In parallel within the FPGA, these engines eliminate records outside of the ACID-compliant purview of a given query; project away columns that don't satisfy a given SQL statement's clause; and the restrict away rows that don't satisfy the statement's WHERE predicate. All done at the speed with which data is being read (or "streamed") off the disk drive on each intelligent storage node in the Netezza system, and replicated in parallel across hundreds of those nodes.
As a result, the remaining data stream for on-going query processing is typically reduced by 95% or more before it needs to be interrogated any further by the CPU on our intelligent storage nodes, or moved from one node to another. That translates directly into performance acceleration.
Want to rev up your FAST Engines? Install a turbocharger! So where do we take this next? Well, for starters, Netezza will essentially be providing a "turbocharger" for our FAST Engines framework.
What do I mean by that? Perhaps this quote will help:
"turbocharger""The turbofan compresses the air fuel mixture so more molecules are squeezed into the cylinder. When the mixture is ignited, more energy is released. Thus, a turbocharged engine will provide more shaft work out than a naturally aspirated engine of the same size.
<...snip>
"The advantage of a turbocharged engine is that about 35% more work can be done by a turbocharged engine as compared to a naturally aspirated engine of the same size.
--from a primer on Natural Gas Engines.
There's only one thing wrong with the above quote. The new addition to the NPS system's FAST Engines framework doesn't just boost performance by 35%; it could boost streaming query performance by as much as 100-200%! Because that's the potential upside performance customers are going to see with new Compress Engine that is being added to the FPGAs.
Rather than the cumbersome, compute-intensive compression efforts employed by other vendors to reduce disk usage that also result in reduced performance, the Compress Engine boosts performance by decompressing data inside the FPGA as fast as it streams from disk.
As data is written to disk (e.g., during data load, insert or update operations) it is compressed into a compiled format, column-by-column with the original data replaced by the Compress Engine "instruction set" for decompilation.

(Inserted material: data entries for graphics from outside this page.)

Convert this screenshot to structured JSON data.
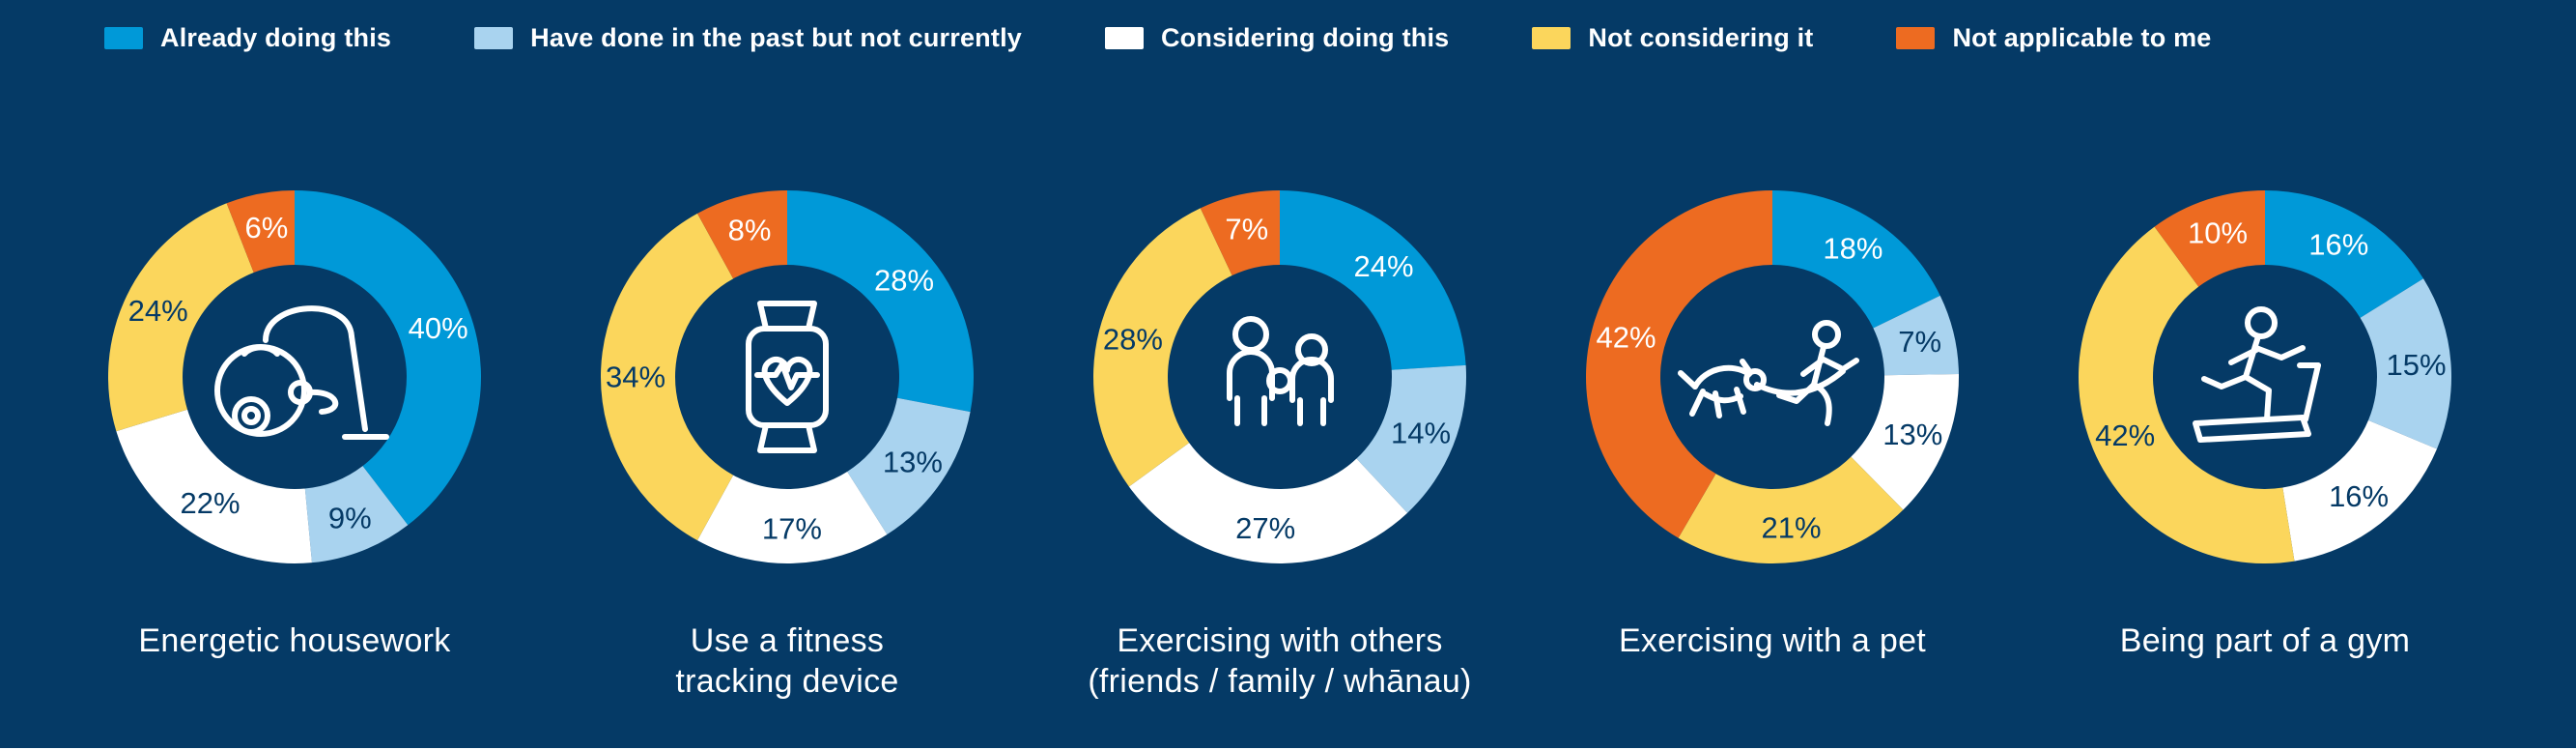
{
  "page": {
    "background_color": "#053A66",
    "text_color": "#FFFFFF"
  },
  "chart_data": {
    "type": "pie",
    "variant": "donut-multiples",
    "unit": "%",
    "legend_position": "top",
    "categories": [
      {
        "label": "Already doing this",
        "color": "#0099D8",
        "label_text_color": "#FFFFFF"
      },
      {
        "label": "Have done in the past but not currently",
        "color": "#A9D3EF",
        "label_text_color": "#053A66"
      },
      {
        "label": "Considering doing this",
        "color": "#FFFFFF",
        "label_text_color": "#053A66"
      },
      {
        "label": "Not considering it",
        "color": "#FBD65C",
        "label_text_color": "#053A66"
      },
      {
        "label": "Not applicable to me",
        "color": "#ED6B21",
        "label_text_color": "#FFFFFF"
      }
    ],
    "charts": [
      {
        "title": "Energetic housework",
        "title_lines": [
          "Energetic housework"
        ],
        "icon": "vacuum-cleaner-icon",
        "values": [
          40,
          9,
          22,
          24,
          6
        ],
        "value_labels": [
          "40%",
          "9%",
          "22%",
          "24%",
          "6%"
        ]
      },
      {
        "title": "Use a fitness tracking device",
        "title_lines": [
          "Use a fitness",
          "tracking device"
        ],
        "icon": "fitness-watch-icon",
        "values": [
          28,
          13,
          17,
          34,
          8
        ],
        "value_labels": [
          "28%",
          "13%",
          "17%",
          "34%",
          "8%"
        ]
      },
      {
        "title": "Exercising with others (friends / family / whānau)",
        "title_lines": [
          "Exercising with others",
          "(friends / family / whānau)"
        ],
        "icon": "family-icon",
        "values": [
          24,
          14,
          27,
          28,
          7
        ],
        "value_labels": [
          "24%",
          "14%",
          "27%",
          "28%",
          "7%"
        ]
      },
      {
        "title": "Exercising with a pet",
        "title_lines": [
          "Exercising with a pet"
        ],
        "icon": "running-with-dog-icon",
        "values": [
          18,
          7,
          13,
          21,
          42
        ],
        "value_labels": [
          "18%",
          "7%",
          "13%",
          "21%",
          "42%"
        ]
      },
      {
        "title": "Being part of a gym",
        "title_lines": [
          "Being part of a gym"
        ],
        "icon": "treadmill-icon",
        "values": [
          16,
          15,
          16,
          42,
          10
        ],
        "value_labels": [
          "16%",
          "15%",
          "16%",
          "42%",
          "10%"
        ]
      }
    ]
  }
}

Then, when data is read from the disk, the Compress Engine reads its instruction set and reassembles the original data as it streams from the disk, effectively raising the streaming data rate by as much as 200% - lifting the effective scanning rate per SPU node from over 60 MB/sec to approximately 200 MB/sec. With 108 active SPUs doing this in parallel in each rack of the NPS system, that's the equivalent of a persistent (i.e., not 'burst') scan speed of about 70 TB/hour per rack, or well over 500 TB/hour for today's largest NPS system configuration, the 8-rack NPS 10800.
And that's not all, folks!
The FAST Engines framework is extensible into the future - and we're already hard at work looking into things that will rev up performance even further, extend the applications set of the NPS appliance more broadly or both. Again, the White Paper sets out what some of these are in fairly clear language so I don't need to repeat it here.
Wherever the evolution of the NPS appliance takes us, we're very bullish on the notion that the performance acceleration and potential to extend the application space that FPGA provides will give Netezza that much more headroom in maintaining its leadership position in the market.